"Do you think the stork has forgotten?" whispered Annchen to her mother. "I've waited and waited for her so long that I'm tired. Do they forget sometimes?"

"She will have to bestir herself if she is to do anything for us this year," said the mother; and though her heart was heavy enough just then, she smiled into Annchen's eager eyes. "Autumn is here; the winter will come before long. Frau Stork and her family may fly off any day."

"I shall have to remind her," murmured Annchen, sleepily.

She remembered this resolution next morning, and went out into the yard. The day was chilly; the blue sky, all dappled with gray, looked as if a storm were coming. Mother Stork was alone on the roof. Her young ones could fly now, and they and their father were off somewhere together.

"Mother Stork," said Annchen, standing close to the wall, and speaking in a loud, confidential whisper, "you won't forget what you promised, will you—that day when you nodded your head, you know? The mother says you will fly away soon, but please bring us our good luck first. Poor mother works so hard and looks so pale, and sometimes there is almost no dinner at all, and the cold winter is coming, and I don't know what we shall do, if you don't help us. Please do, Mother Stork. We can't wait till you come again, it's such a long time. Pray fetch our good luck before you go."

Mother Stork, perched on one leg on the roof's edge, nodded her head up and down, as if considering the point. Then she rose on her large wings and flew away. Annchen marked her course through the air, and her eyes grew large and eager with delight.

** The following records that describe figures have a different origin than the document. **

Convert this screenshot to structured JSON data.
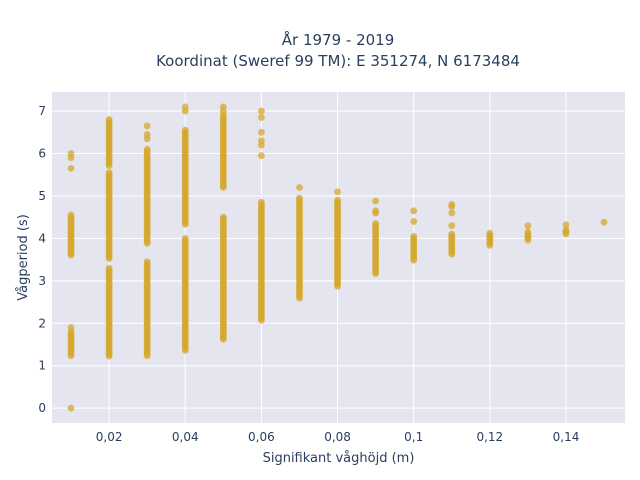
{
  "chart_data": {
    "type": "scatter",
    "title_line1": "År 1979 - 2019",
    "title_line2": "Koordinat (Sweref 99 TM): E 351274, N 6173484",
    "xlabel": "Signifikant våghöjd (m)",
    "ylabel": "Vågperiod (s)",
    "xlim": [
      0.005,
      0.1555
    ],
    "ylim": [
      -0.35,
      7.45
    ],
    "x_ticks": [
      0.02,
      0.04,
      0.06,
      0.08,
      0.1,
      0.12,
      0.14
    ],
    "x_tick_labels": [
      "0,02",
      "0,04",
      "0,06",
      "0,08",
      "0,1",
      "0,12",
      "0,14"
    ],
    "y_ticks": [
      0,
      1,
      2,
      3,
      4,
      5,
      6,
      7
    ],
    "y_tick_labels": [
      "0",
      "1",
      "2",
      "3",
      "4",
      "5",
      "6",
      "7"
    ],
    "grid": true,
    "colors": {
      "marker": "#d4a72c",
      "plot_bg": "#e5e5f0",
      "grid": "#ffffff",
      "text": "#2a3f5f"
    },
    "columns": [
      {
        "x": 0.01,
        "ranges": [
          [
            3.6,
            4.55
          ],
          [
            1.2,
            1.8
          ]
        ],
        "points": [
          0,
          1.9,
          5.65,
          5.9,
          6.0
        ]
      },
      {
        "x": 0.02,
        "ranges": [
          [
            1.2,
            3.3
          ],
          [
            3.5,
            5.55
          ],
          [
            5.7,
            6.8
          ]
        ],
        "points": []
      },
      {
        "x": 0.03,
        "ranges": [
          [
            1.2,
            3.45
          ],
          [
            3.85,
            6.1
          ]
        ],
        "points": [
          6.35,
          6.45,
          6.65
        ]
      },
      {
        "x": 0.04,
        "ranges": [
          [
            1.35,
            4.0
          ],
          [
            4.3,
            6.55
          ]
        ],
        "points": [
          7.0,
          7.1
        ]
      },
      {
        "x": 0.05,
        "ranges": [
          [
            1.6,
            4.5
          ],
          [
            5.2,
            6.9
          ]
        ],
        "points": [
          7.0,
          7.1
        ]
      },
      {
        "x": 0.06,
        "ranges": [
          [
            2.05,
            4.85
          ]
        ],
        "points": [
          5.95,
          6.2,
          6.3,
          6.5,
          6.85,
          7.0
        ]
      },
      {
        "x": 0.07,
        "ranges": [
          [
            2.55,
            4.95
          ]
        ],
        "points": [
          5.2
        ]
      },
      {
        "x": 0.08,
        "ranges": [
          [
            2.85,
            4.9
          ]
        ],
        "points": [
          5.1
        ]
      },
      {
        "x": 0.09,
        "ranges": [
          [
            3.15,
            4.35
          ]
        ],
        "points": [
          4.6,
          4.65,
          4.88
        ]
      },
      {
        "x": 0.1,
        "ranges": [
          [
            3.45,
            4.05
          ]
        ],
        "points": [
          4.4,
          4.65
        ]
      },
      {
        "x": 0.11,
        "ranges": [
          [
            3.6,
            4.1
          ]
        ],
        "points": [
          4.3,
          4.6,
          4.75,
          4.8
        ]
      },
      {
        "x": 0.12,
        "ranges": [
          [
            3.82,
            4.12
          ]
        ],
        "points": []
      },
      {
        "x": 0.13,
        "ranges": [
          [
            3.95,
            4.15
          ]
        ],
        "points": [
          4.3
        ]
      },
      {
        "x": 0.14,
        "ranges": [
          [
            4.1,
            4.2
          ]
        ],
        "points": [
          4.32
        ]
      },
      {
        "x": 0.15,
        "ranges": [],
        "points": [
          4.38
        ]
      }
    ]
  }
}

"She has gone to the fen!" she cried. "That's where she keeps it. Oh, the dear stork!"

"What is it? Who has gone where?" asked the boys, running into the yard.

"Frau Stork," explained Annchen. "I reminded her about it,—our good luck, you know,—and she flew straight off to fetch it. She went to the fen, the beautiful fen, where I went once with the father—such a place! How I should like to go there again! You never saw such a place, boys!"

"I want to go to the fen too," said Carl.